Gospel Reflection for Sunday March 7th 2021 The Third Sunday of Lent
Jesus disturbs the peace
If you ‘Google’ the name Jesus and search images, there are countless pictures and paintings of Jesus; some old, some very modern. He is often presented as the kind and peaceful Messiah. A popular image of Jesus is him as the Good Shepherd carrying a sheep on his shoulders. These are all very helpful for us, but they don’t convey nor capture the fullness of who Jesus is and neither can they. The gospel today offers us an image of Jesus that we might find difficult to understand. Jesus is in the Temple and he is angry, even violent. He walks forcibly into the Temple, makes a whip from some rope, overturns tables, throws the moneychangers money on the ground and drives the animals out. Then he turns his attention to those who had turned the Sacred Temple into a marketplace. He doesn’t hold back; he condemns them for violating and desecrating The Temple; ‘Take all this out of here and stop turning my Father’s house into a market.’ What are we to make of this today?
For Jesus this is both a moment of protest and prophecy. The Temple was the most sacred place of prayer for the Jewish People; it was the very place where God ‘lived’. Sadly it had become a place of commerce, cheating and injustice. Those who came to pray had to buy animals to sacrifice. They had to buy these with the Temple’s own currency, which they also had to buy. The moneychangers cheated those who came to the Temple. Jesus protests against this; his anger and apparent violence are righteous and justified. He is protecting and defending the poor and the Temple. This angers both the Roman and Jewish authorities.
This is also a very radical and explicit prophesy. Those present want a sign from Jesus to explain what he was done. Jesus says in reply; ‘Destroy this Temple and in three days, I will raise it up.’ As Jesus cleanses the Temple, he also reclaims it for its original sacred purpose; the worship of God. We know now the Jesus was not talking literally about the Temple, but of his own resurrection. As the gospel says, ‘he was speaking about the sanctuary that was his body.’ Jesus will be the new the temple and sanctuary through whom people will encounter and experience God.
In the Temple, Jesus not only upsets the tables, he upsets and disturbs the people who were there. He challenges their idea of who and what the Messiah of God is. The message he brings is challenging and radical. Does Jesus and the gospel challenge or disturb us today? It is worth remembering that the word of God Mary heard disturbed her and she wondered what the message meant. The events of Holy Week will challenge and even disturb us today; if we let them. When Jesus washed his friend’s feet, they too wondered what this gesture meant. The pain and apparent tragedy of Good Friday challenges not only our image of Jesus, but perhaps also of God. There is always that danger that we make Jesus and God in our own image.
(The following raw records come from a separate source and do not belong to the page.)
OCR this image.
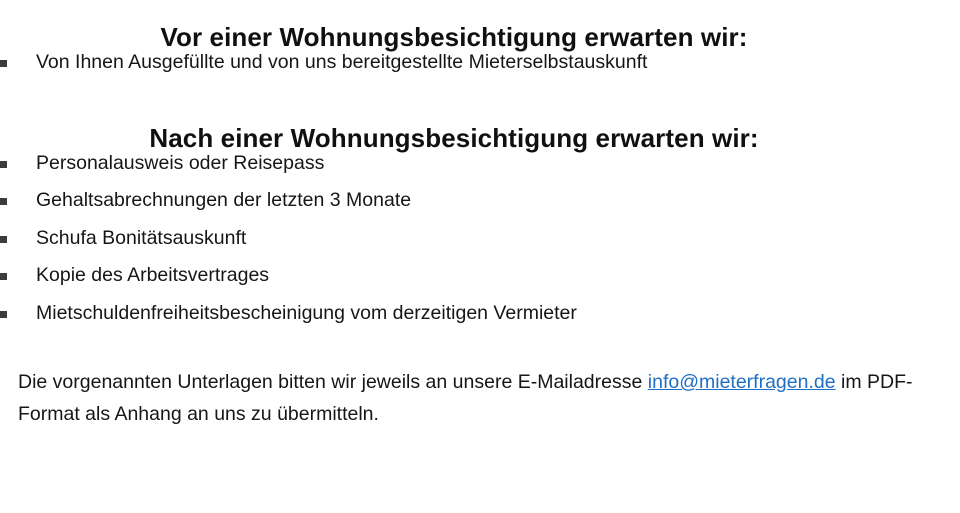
Vor einer Wohnungsbesichtigung erwarten wir:
Von Ihnen Ausgefüllte und von uns bereitgestellte Mieterselbstauskunft
Nach einer Wohnungsbesichtigung erwarten wir:
Personalausweis oder Reisepass
Gehaltsabrechnungen der letzten 3 Monate
Schufa Bonitätsauskunft
Kopie des Arbeitsvertrages
Mietschuldenfreiheitsbescheinigung vom derzeitigen Vermieter

Die vorgenannten Unterlagen bitten wir jeweils an unsere E-Mailadresse info@mieterfragen.de im PDF-Format als Anhang an uns zu übermitteln.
Through the Passion and Resurrection of Jesus we are asked to broaden our vision and open our hearts to experience a Jesus who will do and say things ‘which no eye has seen and no ear has heard, what the mind cannot perceive; all that God has prepared for those who love him.’(1. Cor. 2.9).
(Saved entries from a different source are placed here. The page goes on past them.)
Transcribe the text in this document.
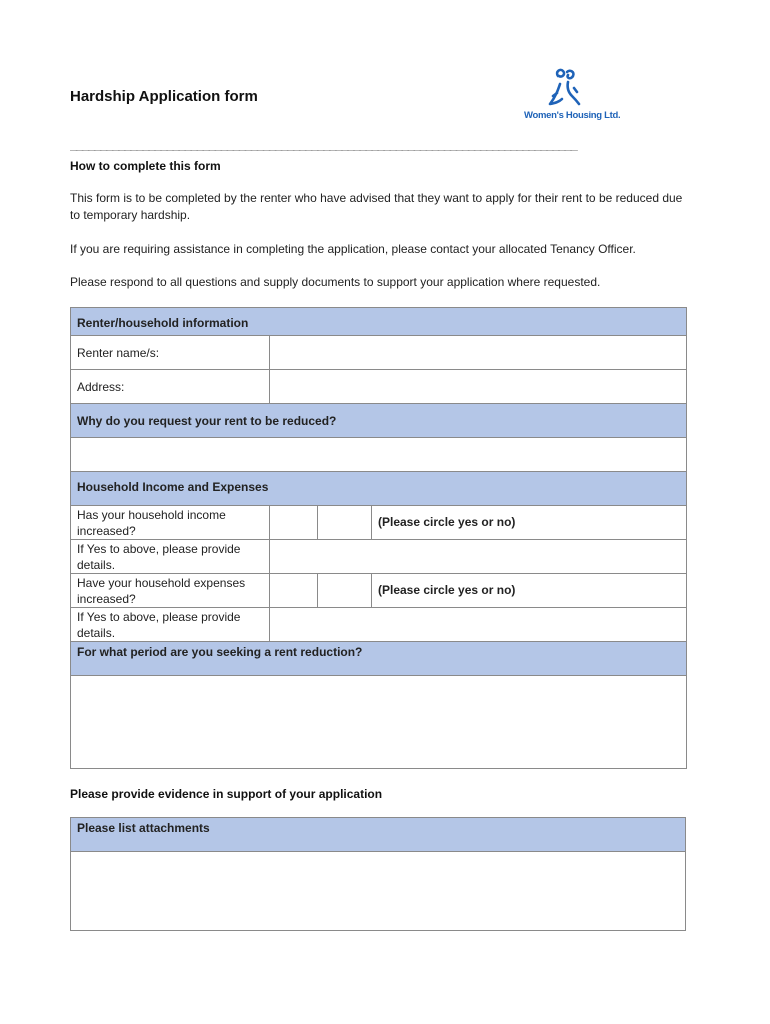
Hardship Application form
Women's Housing Ltd.
____________________________________________________________________________________
How to complete this form
This form is to be completed by the renter who have advised that they want to apply for their rent to be reduced due to temporary hardship.
If you are requiring assistance in completing the application, please contact your allocated Tenancy Officer.
Please respond to all questions and supply documents to support your application where requested.
Renter/household information			
Renter name/s:			
Address:			
Why do you request your rent to be reduced?			

Household Income and Expenses			
Has your household income increased?			(Please circle yes or no)
If Yes to above, please provide details.			
Have your household expenses increased?			(Please circle yes or no)
If Yes to above, please provide details.			
For what period are you seeking a rent reduction?			

Please provide evidence in support of your application
Please list attachments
As we take another step on our Lenten journey, may we open our hearts and daily lives to the radical message that Jesus brings offers us – which may challenge and disturb us.
– Br Michael Moore OMI
Destroy this sanctuary and in three days I will raise it upJust before the Jewish Passover Jesus went up to Jerusalem, and in the Temple he found people selling cattle and sheep and pigeons, and the money-changers sitting at their counters there. Making a whip out of some cord, he drove them all out of the Temple, cattle and sheep as well, scattered the money-changers’ coins, knocked their tables over and said to the pigeon-sellers, ‘Take all this out of here and stop turning my Father’s house into a market.’ Then his disciples remembered the words of scripture: Zeal for your house will devour me. The Jews intervened and said, ‘What sign can you show us to justify what you have done?’ Jesus answered, ‘Destroy this sanctuary, and in three days I will raise it up.’ The Jews replied, ‘It has taken forty-six years to build this sanctuary: are you going to raise it up in three days?’ But he was speaking of the sanctuary that was his body, and when Jesus rose from the dead, his disciples remembered that he had said this, and they believed the scripture and the words he had said.
During his stay in Jerusalem for the Passover many believed in his name when they saw the signs that he gave, but Jesus knew them all and did not trust himself to them; he never needed evidence about any man; he could tell what a man had in him.